Le parole di Agostino sono giuste, ma solo per smentirlo. Oggi non possiamo più dire “ama e fai quello che vuoi”. Dobbiamo dire, come si verifica in realtà: “conosci e fai quello che vuoi!” E’ così che si sente di dire l’uomo moderno da circa tre secoli e non gli resta che portare la sua parola fino in fondo, quindi entrare nell’ordine della conoscenza.
La conoscenza ha davvero messo l’uomo in intimità con le cose – in un’intimità diversa da quella magica, mitica o religiosa – e da allora l’uomo moderno ha iniziato a fare ciò che gli piace.
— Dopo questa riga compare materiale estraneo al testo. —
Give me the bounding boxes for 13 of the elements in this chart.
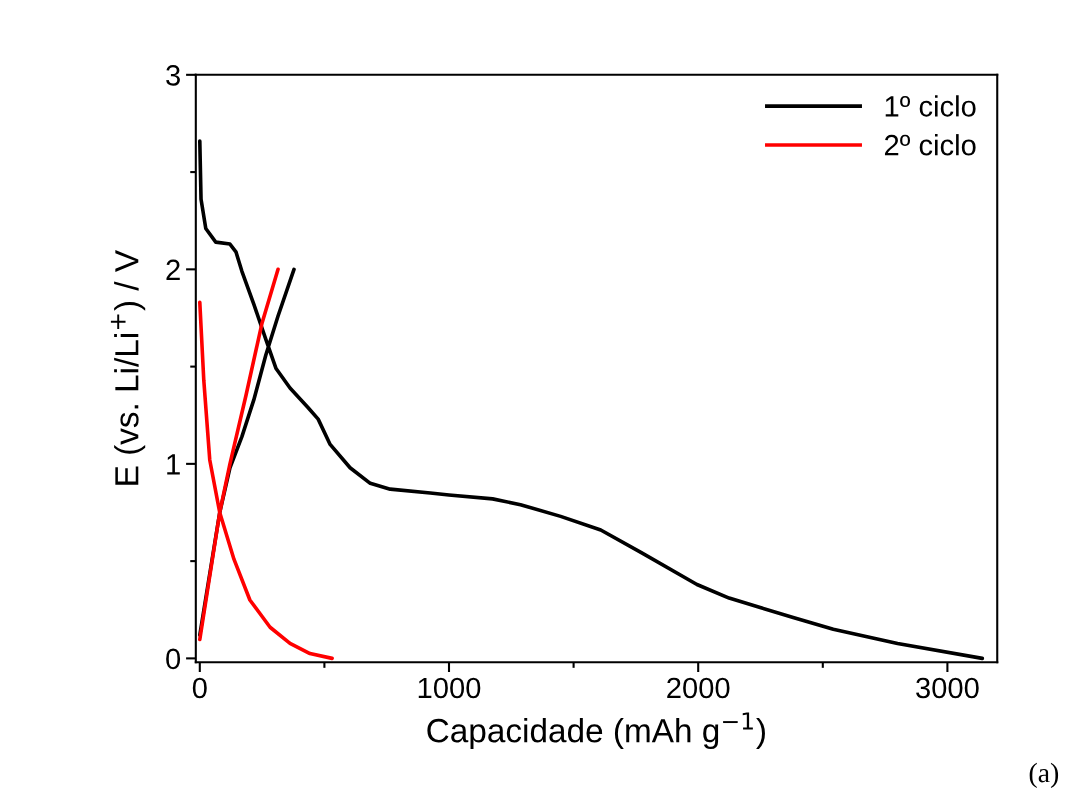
legend-label: 1º ciclo: [885, 95, 976, 117]
text: (a): [1029, 762, 1059, 789]
y-tick-label: 3: [166, 65, 180, 86]
y-axis-title: E (vs. Li/Li$^{+}$) / V: [110, 250, 146, 485]
y-tick-label: 1: [167, 454, 180, 475]
x-axis-title: Capacidade (mAh g$^{−1}$): [427, 712, 765, 750]
x-tick-label: 3000: [916, 677, 979, 699]
y-tick-label: 0: [166, 648, 181, 670]
legend-label: 2º ciclo: [884, 134, 976, 156]
x-tick-label: 2000: [667, 677, 730, 699]
y-tick-label: 2: [166, 259, 180, 280]
x-tick-label: 1000: [418, 677, 481, 699]
x-tick-label: 0: [192, 677, 207, 699]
Riesce addirittura a ricostruire le sostanze inorganiche, come riesce a ricostruire la società; o riesce a raddoppiare le realtà con i loro “isotopi” e lavora su di esse come se fosse un nuovo mondo. Fa tutto quello che vuole: se vuole, fa anche armi atomiche.
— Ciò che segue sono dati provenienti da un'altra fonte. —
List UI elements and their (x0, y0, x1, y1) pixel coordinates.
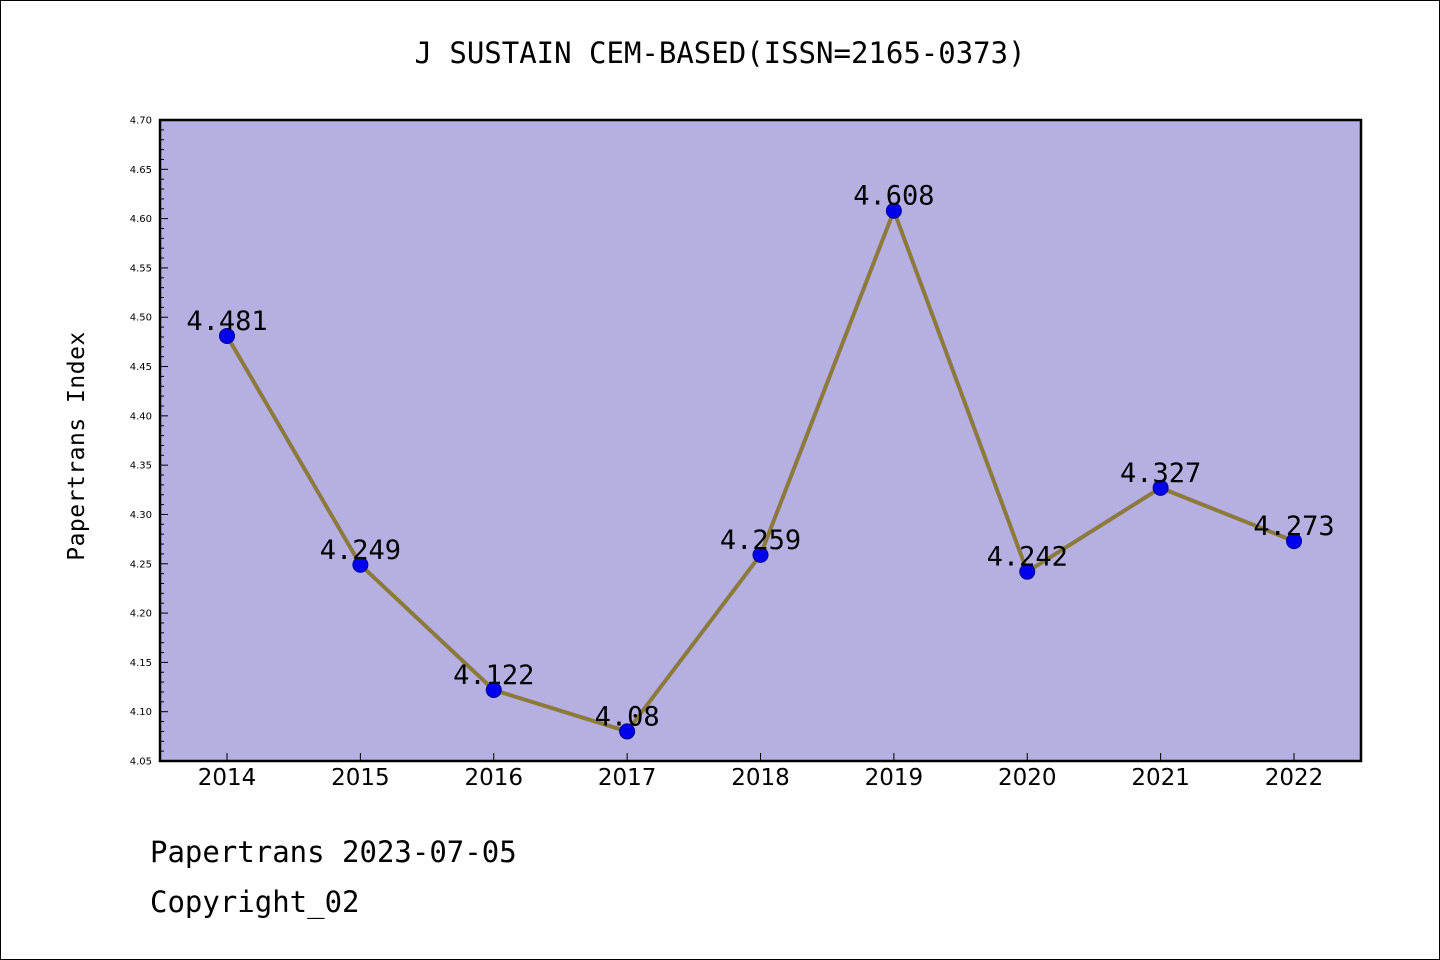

Mi dirai che “in effetti, le fa, ma se amasse veramente, non le farebbe, come non farebbe tanti altri mali” e aggiungeresti “restituiamogli l’amore per la comunità”. Ma l’uomo di oggi non può più fare a meno di non conoscere. Gli è successo qualcosa di determinante; si è svegliato in lui un sentimento diverso da quello dell’amore. Agostino ha detto coro irrequietum, ma l’uomo moderno è guidato da mens irrequieta. L’amore per la comunità è diventato troppo poco per lui.
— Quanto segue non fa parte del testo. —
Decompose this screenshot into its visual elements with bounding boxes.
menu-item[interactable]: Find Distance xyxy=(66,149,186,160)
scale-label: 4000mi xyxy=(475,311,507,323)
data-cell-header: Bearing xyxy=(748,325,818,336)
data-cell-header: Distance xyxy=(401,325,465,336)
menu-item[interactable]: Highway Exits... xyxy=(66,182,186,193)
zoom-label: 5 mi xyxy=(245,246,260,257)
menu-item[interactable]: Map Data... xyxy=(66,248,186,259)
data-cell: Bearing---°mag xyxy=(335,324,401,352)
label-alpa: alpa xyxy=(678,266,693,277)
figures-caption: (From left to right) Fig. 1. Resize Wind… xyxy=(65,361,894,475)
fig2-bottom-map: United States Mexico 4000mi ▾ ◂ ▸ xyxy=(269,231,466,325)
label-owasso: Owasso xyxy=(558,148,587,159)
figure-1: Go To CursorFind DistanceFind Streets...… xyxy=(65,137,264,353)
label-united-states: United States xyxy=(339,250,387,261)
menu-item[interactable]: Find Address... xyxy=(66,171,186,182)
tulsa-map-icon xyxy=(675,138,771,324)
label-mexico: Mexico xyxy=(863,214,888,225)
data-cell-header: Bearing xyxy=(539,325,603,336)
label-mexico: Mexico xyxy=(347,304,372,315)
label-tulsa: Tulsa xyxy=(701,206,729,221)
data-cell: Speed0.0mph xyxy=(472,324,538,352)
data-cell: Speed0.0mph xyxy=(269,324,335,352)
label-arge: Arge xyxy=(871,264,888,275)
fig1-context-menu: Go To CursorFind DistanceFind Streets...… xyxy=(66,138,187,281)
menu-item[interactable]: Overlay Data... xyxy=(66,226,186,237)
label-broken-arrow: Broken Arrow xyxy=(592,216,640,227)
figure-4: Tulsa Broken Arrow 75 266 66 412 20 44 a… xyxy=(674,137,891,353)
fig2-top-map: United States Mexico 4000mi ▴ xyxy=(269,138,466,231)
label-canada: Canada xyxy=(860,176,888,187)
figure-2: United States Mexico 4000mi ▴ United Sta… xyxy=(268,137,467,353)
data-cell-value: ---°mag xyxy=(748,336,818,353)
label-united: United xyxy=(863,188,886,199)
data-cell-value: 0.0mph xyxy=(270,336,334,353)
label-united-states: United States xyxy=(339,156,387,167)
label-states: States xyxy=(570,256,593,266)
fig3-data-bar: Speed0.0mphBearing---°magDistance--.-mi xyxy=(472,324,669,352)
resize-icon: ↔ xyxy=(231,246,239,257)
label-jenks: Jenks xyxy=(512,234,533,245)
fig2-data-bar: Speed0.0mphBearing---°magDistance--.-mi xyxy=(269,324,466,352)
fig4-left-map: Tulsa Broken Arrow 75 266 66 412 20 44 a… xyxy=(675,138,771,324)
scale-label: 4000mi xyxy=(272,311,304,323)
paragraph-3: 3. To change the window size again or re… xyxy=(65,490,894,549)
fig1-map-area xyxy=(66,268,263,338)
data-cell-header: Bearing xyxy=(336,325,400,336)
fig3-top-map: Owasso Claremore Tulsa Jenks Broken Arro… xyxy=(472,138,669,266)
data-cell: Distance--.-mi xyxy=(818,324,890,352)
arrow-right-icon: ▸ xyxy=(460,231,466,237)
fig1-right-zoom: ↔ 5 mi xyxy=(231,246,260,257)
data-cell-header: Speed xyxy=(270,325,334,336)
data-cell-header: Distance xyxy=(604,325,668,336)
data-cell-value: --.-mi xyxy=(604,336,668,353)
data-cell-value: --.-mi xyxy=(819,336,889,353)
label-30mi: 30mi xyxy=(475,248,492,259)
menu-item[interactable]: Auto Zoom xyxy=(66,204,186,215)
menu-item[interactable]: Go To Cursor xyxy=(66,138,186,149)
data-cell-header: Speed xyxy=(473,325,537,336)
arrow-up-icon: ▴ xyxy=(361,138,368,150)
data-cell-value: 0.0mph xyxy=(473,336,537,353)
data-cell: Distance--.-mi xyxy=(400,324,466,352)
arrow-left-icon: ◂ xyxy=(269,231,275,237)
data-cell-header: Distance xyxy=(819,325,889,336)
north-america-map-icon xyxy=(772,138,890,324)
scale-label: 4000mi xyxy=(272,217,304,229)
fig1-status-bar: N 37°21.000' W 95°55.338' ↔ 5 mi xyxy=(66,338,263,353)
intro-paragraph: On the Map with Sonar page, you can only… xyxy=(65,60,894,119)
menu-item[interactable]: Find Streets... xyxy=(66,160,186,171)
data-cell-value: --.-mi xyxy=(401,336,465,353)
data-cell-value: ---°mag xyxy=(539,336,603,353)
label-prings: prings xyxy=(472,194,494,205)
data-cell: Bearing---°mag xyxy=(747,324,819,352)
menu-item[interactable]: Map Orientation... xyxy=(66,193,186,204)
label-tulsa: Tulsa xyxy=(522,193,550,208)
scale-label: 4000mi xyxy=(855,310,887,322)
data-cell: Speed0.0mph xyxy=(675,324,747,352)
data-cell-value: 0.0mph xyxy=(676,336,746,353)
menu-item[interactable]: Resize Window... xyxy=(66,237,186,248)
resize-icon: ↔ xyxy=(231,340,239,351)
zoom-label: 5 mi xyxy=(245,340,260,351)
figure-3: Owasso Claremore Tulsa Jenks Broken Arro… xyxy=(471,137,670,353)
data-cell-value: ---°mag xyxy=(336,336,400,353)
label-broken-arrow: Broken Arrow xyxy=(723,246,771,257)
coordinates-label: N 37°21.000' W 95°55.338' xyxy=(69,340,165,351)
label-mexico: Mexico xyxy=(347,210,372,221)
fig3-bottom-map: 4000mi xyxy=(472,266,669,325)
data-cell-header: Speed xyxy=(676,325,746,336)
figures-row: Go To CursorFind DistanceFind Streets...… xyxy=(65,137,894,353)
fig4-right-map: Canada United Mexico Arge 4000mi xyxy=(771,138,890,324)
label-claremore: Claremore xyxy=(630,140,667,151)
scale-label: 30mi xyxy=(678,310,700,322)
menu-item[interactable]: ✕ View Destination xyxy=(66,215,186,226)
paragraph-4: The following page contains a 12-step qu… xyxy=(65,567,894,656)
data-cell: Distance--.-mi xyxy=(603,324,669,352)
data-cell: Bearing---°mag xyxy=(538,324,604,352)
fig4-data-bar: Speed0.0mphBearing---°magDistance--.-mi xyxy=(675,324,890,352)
E cosa ne è venuto fuori? Un mondo che non assomiglia più a quello del buon Dio che esisteva fino adesso. Ragiona concretamente un attimo: se il buon Dio dicesse oggi a un Noè di preparare la sua arca perché il diluvio sta arrivando sulla malvagità del mondo, cosa metterebbe Noè nell’arca? Metterebbe una copia di ogni tipo di vita? No, metterebbe qualcos’altro, di molto strano: qualche bottiglietta di acidi nucleici, un paio di computer e un paio di pile elettriche o chissà cos’altro. Il buon Dio chiederebbe: cosa sono queste cose? E Noè risponderebbe: tutto ciò che deve essere conservato dal tuo Mondo, Signore. E può darsi pure che Noè nemmeno ci salirebbe sull’arca.
Questo Mondo, che ci piaccia o no, è il nostro mondo. Ma sicuramente ci piace in qualche modo, perché è un mondo di obbedienza, di pazienza e di fraternità tra noi e le cose. Ma non è più un mondo d’amore. È un mondo della conoscenza.
Lo so, nel Mondo dell’amore succedevano cose profonde: l’uomo fraternizzava con gli altri esseri umani, fraternizzava con la natura e la fraternità poteva estendersi, nella sua crescita spirituale, anche alla materia inanimata.A volte leggo le Sante Scritture della Chiesa ortodossa, che amo per essere scritte nella singolare lingua romena, e trovo nel paragrafo di settembre del giorno di Simion il Pilastro, queste righe mozzafiato: “Santo Padre, se il palo avesse una voce, non smetterebbe mai di far conoscere al Mondo i tuoi dolori, le tue fatiche e i tuoi sospiri; ma non è lui a supportare Te, sei Tu, Beato, a supportare lui annaffiandolo come se fosse un albero con le tue lacrime”.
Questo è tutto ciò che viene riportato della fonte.